Verantwortung und Fazit
Sie ist trotzdem davon überzeugt, dass Unternehmen und Institutionen immer häufiger auf Chatbots setzen und sich Kunden zunehmend an diese Form des Service gewöhnen werden. Die Anbieter müssten aber ihre Hausaufgaben machen und die KI ausreichend mit Daten füttern, fordert Elbrecht: „Halbherzig mit einem Chatbot an den Start zu gehen bringt nichts.“ Denn wenn die Kommunikation mangelhaft ist, wenden sich viele Verbraucher ab.
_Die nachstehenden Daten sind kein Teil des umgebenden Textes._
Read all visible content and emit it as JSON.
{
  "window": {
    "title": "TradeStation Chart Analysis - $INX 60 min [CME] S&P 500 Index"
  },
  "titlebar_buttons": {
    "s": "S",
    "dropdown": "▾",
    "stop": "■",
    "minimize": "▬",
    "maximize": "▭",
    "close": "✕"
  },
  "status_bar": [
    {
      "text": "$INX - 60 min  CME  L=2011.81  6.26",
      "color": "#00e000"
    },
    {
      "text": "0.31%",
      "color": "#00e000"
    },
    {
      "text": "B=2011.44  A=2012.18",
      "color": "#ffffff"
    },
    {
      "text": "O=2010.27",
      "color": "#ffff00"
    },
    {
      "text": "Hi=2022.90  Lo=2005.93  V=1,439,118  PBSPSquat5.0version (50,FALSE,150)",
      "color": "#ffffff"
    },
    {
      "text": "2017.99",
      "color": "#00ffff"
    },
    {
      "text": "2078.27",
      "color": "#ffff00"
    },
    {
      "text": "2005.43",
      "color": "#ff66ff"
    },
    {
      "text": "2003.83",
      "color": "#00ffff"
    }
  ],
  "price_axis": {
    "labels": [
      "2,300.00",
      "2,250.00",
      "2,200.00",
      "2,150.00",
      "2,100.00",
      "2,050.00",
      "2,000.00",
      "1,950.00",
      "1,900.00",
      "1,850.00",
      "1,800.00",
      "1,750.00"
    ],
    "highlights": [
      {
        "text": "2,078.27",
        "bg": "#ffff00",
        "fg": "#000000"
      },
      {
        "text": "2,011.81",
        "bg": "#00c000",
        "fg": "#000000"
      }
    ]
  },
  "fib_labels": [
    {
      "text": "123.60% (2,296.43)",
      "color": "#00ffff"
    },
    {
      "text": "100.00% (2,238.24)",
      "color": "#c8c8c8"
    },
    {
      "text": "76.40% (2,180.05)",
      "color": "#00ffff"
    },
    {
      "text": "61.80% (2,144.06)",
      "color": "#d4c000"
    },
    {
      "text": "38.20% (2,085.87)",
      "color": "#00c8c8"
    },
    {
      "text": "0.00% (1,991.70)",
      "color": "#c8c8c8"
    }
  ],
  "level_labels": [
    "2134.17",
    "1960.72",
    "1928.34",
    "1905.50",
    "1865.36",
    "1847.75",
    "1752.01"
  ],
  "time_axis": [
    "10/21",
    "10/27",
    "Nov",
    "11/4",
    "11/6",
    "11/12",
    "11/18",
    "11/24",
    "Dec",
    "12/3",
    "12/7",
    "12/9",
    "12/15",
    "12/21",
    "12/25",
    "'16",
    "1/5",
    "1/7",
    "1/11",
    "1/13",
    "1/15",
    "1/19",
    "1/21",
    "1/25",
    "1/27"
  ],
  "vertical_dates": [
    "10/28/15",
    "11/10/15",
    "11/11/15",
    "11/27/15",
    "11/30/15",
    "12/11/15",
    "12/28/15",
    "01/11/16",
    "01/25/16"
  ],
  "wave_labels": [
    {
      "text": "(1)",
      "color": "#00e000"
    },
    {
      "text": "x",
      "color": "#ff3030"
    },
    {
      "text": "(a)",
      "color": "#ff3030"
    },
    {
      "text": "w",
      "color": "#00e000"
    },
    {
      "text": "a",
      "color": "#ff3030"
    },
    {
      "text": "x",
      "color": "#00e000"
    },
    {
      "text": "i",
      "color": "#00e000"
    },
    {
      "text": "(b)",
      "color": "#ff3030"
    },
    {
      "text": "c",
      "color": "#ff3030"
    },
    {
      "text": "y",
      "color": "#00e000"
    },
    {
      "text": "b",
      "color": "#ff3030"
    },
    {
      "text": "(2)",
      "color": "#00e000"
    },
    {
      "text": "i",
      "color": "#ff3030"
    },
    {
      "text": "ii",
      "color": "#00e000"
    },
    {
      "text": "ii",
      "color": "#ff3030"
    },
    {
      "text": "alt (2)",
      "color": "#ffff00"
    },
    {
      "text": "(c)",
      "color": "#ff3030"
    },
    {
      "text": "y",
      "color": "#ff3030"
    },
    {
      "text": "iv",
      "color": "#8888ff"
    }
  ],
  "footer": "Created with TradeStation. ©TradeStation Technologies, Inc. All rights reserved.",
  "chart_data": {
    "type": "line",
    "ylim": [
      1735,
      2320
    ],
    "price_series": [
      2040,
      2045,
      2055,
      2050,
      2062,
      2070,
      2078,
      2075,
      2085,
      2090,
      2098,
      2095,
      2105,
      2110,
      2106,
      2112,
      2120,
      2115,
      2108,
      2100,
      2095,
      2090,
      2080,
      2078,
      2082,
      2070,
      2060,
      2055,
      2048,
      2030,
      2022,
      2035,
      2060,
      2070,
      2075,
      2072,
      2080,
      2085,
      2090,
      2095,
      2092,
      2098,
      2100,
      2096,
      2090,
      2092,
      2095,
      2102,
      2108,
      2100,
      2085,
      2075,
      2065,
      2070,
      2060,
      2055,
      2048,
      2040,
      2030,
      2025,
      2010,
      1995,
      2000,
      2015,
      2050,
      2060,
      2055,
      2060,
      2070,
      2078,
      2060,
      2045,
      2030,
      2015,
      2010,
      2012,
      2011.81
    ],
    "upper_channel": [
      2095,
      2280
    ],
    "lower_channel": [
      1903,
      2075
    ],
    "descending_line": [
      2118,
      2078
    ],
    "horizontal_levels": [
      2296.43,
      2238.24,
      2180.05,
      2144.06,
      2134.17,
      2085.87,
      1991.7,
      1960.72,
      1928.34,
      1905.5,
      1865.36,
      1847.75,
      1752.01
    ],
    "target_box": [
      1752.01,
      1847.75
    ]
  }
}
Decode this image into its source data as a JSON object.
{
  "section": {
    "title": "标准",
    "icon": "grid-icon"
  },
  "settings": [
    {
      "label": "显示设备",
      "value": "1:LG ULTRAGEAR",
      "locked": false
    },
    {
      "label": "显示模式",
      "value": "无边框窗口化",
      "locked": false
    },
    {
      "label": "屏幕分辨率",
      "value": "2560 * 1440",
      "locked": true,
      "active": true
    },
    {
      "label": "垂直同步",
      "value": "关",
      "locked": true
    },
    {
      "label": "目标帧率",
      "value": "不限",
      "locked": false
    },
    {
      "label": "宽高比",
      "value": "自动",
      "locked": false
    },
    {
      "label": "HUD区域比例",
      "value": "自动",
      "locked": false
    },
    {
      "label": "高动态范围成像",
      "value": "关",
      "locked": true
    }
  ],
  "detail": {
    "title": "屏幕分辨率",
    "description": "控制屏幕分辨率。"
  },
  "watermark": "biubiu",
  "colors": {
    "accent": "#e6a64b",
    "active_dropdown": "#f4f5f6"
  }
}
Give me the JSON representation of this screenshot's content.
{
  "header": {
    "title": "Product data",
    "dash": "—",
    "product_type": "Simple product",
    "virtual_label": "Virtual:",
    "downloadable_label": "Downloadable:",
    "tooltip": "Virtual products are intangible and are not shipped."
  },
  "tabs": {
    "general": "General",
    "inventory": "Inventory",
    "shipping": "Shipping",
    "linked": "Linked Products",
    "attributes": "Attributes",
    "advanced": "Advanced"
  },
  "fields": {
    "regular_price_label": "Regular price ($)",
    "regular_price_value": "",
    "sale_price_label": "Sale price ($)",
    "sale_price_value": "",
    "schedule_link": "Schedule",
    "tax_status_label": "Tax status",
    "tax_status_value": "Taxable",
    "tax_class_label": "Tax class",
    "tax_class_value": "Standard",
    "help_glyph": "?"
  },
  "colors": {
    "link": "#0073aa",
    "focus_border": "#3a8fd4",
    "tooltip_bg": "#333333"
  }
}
Was folgt, sind oft schlechte Bewertungen oder gar juristische Klagen. „KI hebelt nicht Recht und Gesetz aus. Kundenservice ist kein Goodwill des Unternehmens“, betont Elbrecht. Sie rät, Vorgänge in Form von abgespeicherten Mails zu dokumentieren, um bei einem Rechtsstreit gewappnet zu sein.